心臓病のはなし

心臓病のはなし心臓病には生活習慣が大きく関係しています。どのようなタイプがかかりやすいのか、また生活習慣の改善方法をみなさんにお教えします!
胸の痛みでわかるさまざまな病気心臓病にかかりやすいタイプ
胸の痛みでわかるさまざまな病気
胸が痛くなる病気は多いのですが、中年過ぎて胸が痛くなると、誰でも狭心症ではないかと心配します。しかし、慣れた医師が診ると、狭心症とそうでない病気はかなりはっきり判別できます。
狭心症
狭心症は以下の2つのタイプに分けられます。痛みは胸痛の発作として起こり、通常2~3分、長くても10分までです。
安静時狭心症明け方になると、胸に圧迫感をおぼえて目がさめるのは、安静時狭心症の可能性が高く、これは動脈が収縮するためだといわれます(冠れん縮性狭心症)。

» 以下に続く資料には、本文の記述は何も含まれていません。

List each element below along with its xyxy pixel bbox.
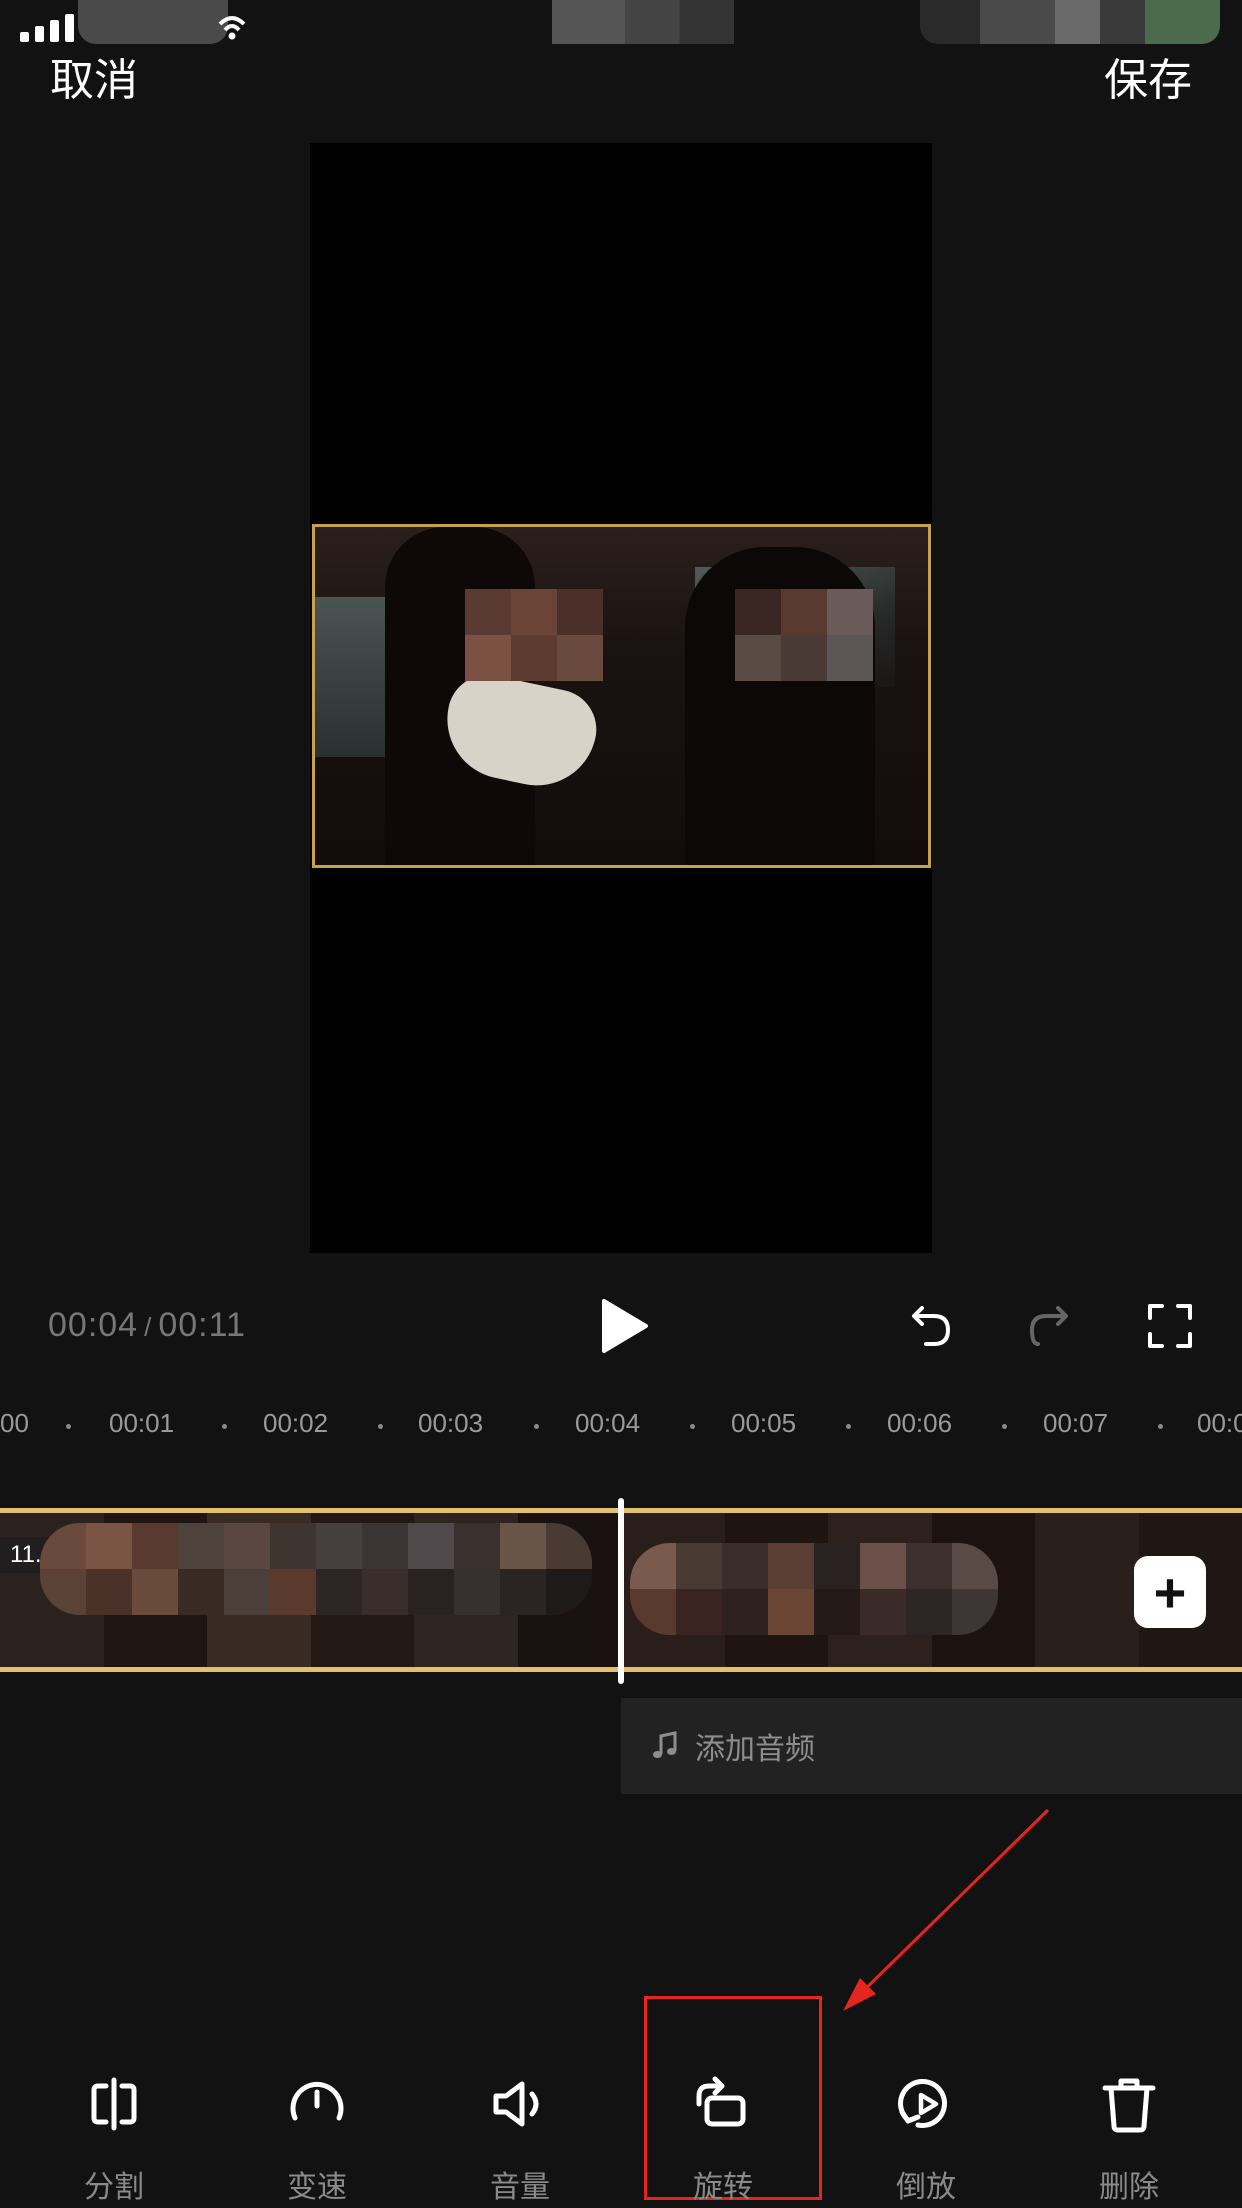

労作性狭心症「階段を上がると決まって胸の圧迫感があるが、少し休むとよくなる」という訴えは、まず狭心症です。労作にともなうということで、労作性狭心症といわれます。なかには胸痛ではなく、背中や肩あるいはあごが痛くなって、整形外科に行く人もいますが、原因は心臓にあります。

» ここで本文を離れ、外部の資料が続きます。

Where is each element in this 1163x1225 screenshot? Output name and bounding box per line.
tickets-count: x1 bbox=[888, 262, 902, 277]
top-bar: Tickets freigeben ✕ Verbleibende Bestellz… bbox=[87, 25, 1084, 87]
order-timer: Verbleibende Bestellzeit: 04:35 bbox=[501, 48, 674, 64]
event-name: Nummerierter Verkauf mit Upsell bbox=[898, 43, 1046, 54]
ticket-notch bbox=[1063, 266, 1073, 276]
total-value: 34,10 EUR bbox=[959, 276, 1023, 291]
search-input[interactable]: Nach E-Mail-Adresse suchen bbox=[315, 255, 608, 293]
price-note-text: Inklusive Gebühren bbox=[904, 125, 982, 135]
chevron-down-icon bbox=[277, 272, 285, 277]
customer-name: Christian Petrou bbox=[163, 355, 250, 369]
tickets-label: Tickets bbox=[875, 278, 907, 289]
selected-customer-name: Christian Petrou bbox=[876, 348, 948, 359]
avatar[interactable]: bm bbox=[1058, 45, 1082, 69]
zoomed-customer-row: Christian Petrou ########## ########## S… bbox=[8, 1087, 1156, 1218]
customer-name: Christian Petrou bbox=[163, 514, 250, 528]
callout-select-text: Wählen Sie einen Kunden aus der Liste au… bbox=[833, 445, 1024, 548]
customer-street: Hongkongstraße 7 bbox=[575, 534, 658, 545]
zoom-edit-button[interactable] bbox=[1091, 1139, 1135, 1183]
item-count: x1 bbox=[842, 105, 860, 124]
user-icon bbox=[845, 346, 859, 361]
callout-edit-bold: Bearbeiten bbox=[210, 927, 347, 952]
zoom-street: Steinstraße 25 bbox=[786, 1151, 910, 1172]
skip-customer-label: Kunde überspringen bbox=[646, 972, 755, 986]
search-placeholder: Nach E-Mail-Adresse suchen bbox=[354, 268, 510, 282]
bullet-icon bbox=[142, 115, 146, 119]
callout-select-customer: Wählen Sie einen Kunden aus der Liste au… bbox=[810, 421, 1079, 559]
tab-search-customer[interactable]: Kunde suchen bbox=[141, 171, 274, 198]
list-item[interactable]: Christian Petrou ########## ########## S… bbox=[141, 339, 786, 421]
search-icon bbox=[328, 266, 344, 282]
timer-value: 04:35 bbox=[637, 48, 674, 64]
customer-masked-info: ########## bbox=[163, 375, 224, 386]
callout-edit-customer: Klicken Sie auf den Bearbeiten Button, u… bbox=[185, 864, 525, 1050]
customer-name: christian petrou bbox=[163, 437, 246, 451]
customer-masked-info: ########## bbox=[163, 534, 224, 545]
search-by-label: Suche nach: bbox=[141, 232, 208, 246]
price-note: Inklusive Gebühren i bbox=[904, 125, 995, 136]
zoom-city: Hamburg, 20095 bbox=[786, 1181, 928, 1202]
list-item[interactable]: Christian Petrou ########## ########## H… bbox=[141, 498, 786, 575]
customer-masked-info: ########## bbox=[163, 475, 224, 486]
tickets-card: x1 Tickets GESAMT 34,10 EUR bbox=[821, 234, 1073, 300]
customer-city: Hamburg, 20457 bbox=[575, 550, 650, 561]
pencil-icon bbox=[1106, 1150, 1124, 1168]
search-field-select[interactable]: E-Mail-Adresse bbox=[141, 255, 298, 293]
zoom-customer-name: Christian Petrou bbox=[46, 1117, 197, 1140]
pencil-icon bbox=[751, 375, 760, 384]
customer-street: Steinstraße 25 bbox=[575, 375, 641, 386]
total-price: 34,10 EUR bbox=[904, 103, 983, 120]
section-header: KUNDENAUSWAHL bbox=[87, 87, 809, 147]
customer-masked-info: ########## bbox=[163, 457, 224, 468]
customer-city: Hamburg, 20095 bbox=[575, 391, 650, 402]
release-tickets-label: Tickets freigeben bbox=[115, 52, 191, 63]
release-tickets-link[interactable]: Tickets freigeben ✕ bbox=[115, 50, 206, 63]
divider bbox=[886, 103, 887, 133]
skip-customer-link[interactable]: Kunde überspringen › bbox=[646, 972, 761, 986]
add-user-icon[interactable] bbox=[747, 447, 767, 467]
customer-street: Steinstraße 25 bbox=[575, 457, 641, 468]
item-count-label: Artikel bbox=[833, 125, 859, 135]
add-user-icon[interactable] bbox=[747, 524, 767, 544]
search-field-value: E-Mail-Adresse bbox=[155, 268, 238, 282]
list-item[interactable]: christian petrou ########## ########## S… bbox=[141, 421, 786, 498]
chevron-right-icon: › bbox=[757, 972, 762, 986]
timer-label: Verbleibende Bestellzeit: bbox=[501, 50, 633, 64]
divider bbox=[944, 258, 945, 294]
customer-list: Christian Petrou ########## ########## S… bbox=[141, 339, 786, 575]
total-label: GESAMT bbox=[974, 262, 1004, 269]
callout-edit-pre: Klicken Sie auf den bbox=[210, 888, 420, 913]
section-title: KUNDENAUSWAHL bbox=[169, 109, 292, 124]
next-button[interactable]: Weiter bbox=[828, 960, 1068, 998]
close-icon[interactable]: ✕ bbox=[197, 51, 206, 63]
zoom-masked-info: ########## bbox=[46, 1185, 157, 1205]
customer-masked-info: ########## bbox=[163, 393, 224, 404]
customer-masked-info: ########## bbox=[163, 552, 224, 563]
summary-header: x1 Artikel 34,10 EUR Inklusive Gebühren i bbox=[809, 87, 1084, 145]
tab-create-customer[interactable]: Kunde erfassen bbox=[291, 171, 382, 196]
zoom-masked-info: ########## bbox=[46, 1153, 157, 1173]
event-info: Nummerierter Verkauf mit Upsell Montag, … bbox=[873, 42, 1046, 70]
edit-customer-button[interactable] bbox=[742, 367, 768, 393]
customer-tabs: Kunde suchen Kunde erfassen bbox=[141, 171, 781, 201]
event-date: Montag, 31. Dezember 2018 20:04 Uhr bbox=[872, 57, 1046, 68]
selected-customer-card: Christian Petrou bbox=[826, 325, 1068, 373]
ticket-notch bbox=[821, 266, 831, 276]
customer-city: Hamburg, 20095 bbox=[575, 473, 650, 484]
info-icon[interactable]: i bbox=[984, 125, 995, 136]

急性心筋梗塞急性心筋梗塞は、激しい痛み、呼吸困難、吐き気、嘔吐、ときには意識がなくなることもあります。おかしいと思ったらすぐ救急車を呼ぶようにしましょう。はじめの3時間以内が重要で、この時カテーテルか血栓溶解剤で血管の内腔を広くするという点に急性期治療のポイントがあります。

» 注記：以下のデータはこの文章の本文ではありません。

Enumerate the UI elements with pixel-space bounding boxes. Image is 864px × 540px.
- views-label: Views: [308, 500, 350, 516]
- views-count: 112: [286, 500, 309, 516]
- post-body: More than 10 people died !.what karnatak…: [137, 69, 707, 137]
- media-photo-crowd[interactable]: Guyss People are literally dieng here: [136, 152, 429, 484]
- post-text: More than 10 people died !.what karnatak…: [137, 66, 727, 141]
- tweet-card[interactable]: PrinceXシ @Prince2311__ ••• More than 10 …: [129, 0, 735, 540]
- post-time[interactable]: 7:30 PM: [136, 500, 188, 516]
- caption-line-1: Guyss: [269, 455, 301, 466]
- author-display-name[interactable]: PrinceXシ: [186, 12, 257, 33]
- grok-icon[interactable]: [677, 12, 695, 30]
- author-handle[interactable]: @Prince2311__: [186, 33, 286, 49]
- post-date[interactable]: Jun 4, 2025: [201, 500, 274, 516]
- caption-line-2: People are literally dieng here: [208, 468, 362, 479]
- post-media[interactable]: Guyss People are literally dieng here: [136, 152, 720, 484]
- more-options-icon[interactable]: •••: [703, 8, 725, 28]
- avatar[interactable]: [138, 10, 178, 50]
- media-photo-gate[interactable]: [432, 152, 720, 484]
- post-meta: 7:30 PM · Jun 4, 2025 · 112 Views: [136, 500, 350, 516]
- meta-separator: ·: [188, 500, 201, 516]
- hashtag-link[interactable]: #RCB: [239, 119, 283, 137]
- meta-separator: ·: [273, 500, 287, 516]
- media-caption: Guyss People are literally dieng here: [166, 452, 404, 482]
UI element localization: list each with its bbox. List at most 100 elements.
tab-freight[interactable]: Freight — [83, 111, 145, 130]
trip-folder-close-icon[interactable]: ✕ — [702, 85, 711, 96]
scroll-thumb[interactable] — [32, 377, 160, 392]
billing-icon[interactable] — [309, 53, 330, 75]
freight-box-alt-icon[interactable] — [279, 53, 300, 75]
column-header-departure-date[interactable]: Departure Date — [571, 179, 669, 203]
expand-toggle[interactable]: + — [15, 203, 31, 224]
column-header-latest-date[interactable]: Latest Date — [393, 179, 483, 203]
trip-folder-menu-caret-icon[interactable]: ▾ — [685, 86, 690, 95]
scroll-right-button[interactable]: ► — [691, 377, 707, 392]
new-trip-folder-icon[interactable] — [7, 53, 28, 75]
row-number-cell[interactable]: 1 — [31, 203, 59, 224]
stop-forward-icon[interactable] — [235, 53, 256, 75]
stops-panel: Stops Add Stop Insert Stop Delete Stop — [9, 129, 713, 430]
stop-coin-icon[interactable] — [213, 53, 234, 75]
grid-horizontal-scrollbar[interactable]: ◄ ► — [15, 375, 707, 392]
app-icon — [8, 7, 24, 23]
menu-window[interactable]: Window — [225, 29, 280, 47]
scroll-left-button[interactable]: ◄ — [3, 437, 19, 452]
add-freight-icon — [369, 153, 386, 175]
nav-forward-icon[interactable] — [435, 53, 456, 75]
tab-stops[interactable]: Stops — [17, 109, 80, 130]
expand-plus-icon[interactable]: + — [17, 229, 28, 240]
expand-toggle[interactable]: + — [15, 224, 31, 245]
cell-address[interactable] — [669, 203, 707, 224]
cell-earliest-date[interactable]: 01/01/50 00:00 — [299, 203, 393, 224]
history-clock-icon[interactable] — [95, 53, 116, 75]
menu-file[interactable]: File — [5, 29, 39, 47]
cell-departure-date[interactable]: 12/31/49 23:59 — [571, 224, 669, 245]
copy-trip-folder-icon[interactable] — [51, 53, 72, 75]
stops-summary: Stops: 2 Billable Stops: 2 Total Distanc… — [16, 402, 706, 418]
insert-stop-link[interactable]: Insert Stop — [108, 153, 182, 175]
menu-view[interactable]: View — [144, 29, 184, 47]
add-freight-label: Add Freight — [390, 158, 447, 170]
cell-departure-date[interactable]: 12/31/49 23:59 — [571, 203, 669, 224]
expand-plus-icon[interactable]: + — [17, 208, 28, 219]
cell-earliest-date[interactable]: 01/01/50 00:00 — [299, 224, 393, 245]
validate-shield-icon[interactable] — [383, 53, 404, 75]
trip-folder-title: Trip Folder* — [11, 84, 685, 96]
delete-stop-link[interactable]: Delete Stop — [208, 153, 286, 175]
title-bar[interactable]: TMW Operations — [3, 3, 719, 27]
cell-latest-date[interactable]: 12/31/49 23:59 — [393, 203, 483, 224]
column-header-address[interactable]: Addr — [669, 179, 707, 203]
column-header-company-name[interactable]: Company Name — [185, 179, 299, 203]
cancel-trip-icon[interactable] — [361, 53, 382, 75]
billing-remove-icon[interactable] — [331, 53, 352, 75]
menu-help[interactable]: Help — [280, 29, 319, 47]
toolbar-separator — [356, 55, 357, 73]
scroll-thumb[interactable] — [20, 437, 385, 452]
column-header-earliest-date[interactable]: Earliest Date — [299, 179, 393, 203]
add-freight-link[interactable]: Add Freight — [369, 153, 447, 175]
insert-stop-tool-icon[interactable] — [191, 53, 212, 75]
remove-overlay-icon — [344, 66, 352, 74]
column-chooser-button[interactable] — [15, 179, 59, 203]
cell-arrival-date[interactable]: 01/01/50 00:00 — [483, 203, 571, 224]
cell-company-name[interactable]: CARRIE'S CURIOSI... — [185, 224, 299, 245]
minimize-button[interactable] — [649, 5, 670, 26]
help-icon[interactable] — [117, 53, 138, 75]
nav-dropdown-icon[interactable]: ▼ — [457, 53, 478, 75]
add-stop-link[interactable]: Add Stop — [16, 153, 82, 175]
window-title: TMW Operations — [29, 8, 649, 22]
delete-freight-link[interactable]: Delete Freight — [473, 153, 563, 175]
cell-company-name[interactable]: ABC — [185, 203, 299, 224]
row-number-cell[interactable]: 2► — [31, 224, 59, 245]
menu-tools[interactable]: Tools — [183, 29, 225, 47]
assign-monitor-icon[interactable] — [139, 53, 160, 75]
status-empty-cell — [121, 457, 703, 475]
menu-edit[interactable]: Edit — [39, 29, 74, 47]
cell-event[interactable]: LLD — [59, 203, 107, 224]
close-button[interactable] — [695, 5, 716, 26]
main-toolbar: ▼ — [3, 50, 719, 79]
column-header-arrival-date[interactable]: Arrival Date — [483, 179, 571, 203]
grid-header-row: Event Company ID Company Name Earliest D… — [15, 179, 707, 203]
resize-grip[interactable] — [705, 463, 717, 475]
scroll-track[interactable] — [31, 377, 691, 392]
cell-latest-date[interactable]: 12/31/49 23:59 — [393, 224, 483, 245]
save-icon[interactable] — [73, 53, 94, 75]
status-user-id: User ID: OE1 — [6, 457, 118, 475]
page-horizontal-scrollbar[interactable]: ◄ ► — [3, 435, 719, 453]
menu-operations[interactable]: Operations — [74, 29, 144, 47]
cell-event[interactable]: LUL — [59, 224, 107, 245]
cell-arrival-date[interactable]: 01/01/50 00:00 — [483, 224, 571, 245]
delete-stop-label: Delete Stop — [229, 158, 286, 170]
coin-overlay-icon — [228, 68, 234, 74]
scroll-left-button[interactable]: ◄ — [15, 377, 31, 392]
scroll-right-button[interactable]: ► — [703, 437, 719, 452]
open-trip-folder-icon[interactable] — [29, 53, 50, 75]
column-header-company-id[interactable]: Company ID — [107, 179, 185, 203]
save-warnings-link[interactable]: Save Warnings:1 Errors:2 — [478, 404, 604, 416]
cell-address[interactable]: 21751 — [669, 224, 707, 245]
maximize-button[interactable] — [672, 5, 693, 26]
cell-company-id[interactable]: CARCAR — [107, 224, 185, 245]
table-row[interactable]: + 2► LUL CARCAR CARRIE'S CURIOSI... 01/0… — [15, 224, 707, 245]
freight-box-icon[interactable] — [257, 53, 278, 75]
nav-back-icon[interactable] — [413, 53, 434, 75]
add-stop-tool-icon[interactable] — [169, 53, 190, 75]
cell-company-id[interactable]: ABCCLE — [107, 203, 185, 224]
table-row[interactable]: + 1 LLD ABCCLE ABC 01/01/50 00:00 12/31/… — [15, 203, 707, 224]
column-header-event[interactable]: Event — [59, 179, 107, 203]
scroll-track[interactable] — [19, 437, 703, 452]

一般に、胸痛の訴えは女性に多いのですが、女性は男性よりも動脈硬化の進行が遅いので狭心症は少なく、とくに閉経前の胸痛は、狭心症ではないことが多いのです。また、労作などの誘因がなく、時々胸がしくしく痛くなるのは、狭心症ではありません。肋骨の下をおさえると痛みを訴える場合は、たいてい肋間神経痛です。若い人では、よく真ん中に近い肋軟骨の部分に痛みを訴えます。放置しても1か月くらいで痛みはよくなります。
心臓病にかかりやすいタイプ
それでは、どのようなタイプが心臓病にかかりやすいのでしょうか。キーワードは生活習慣。まずは、生活習慣に関係のない危険因子、次に生活習慣病とも絡めて心臓病への注意が必要な危険因子をご紹介します。
避けられない危険因子
男性 > 女性
高齢 > 若年
家族歴(遺伝歴)
女性より男性、若年より高齢者、家族歴(遺伝歴)がある人に多いのですが、これらの諸因子は、人為的には避けられません。
あなたは大丈夫?生活習慣の注意点と改善策
生活習慣に関係のある3大因子:喫煙歴、血中脂質異常、高血圧です。さらに糖尿病、肥満がこれに次いでいます。またストレス、うつ病、高尿酸血症なども関係があるといわれ、最近は、蛋白尿、運動不足、高ホモシスティン血症あるいはインスリン抵抗性(インスリン利用の低下)なども注目されています。
■喫 煙 ■血中脂質異常 総コレステロール 240mg/dl以上 HDLコレステロール 35mg/dl未満 中性脂肪 150mg/dl以上 LDLコレステロール 160mg/dl以上■高血圧 140/90 mmHg以上■糖尿病 空腹時血糖 110mg/dl以上■肥満 BMI 25以上■高尿酸血症■精神的ストレス、不安、抑うつ状態■蛋白尿■運動不足■高ホモシスティン血症
以上の中から当てはまる危険因子が多いほど、心臓病に対する注意が必要です。ただし、生活習慣は心掛け次第で改善できます。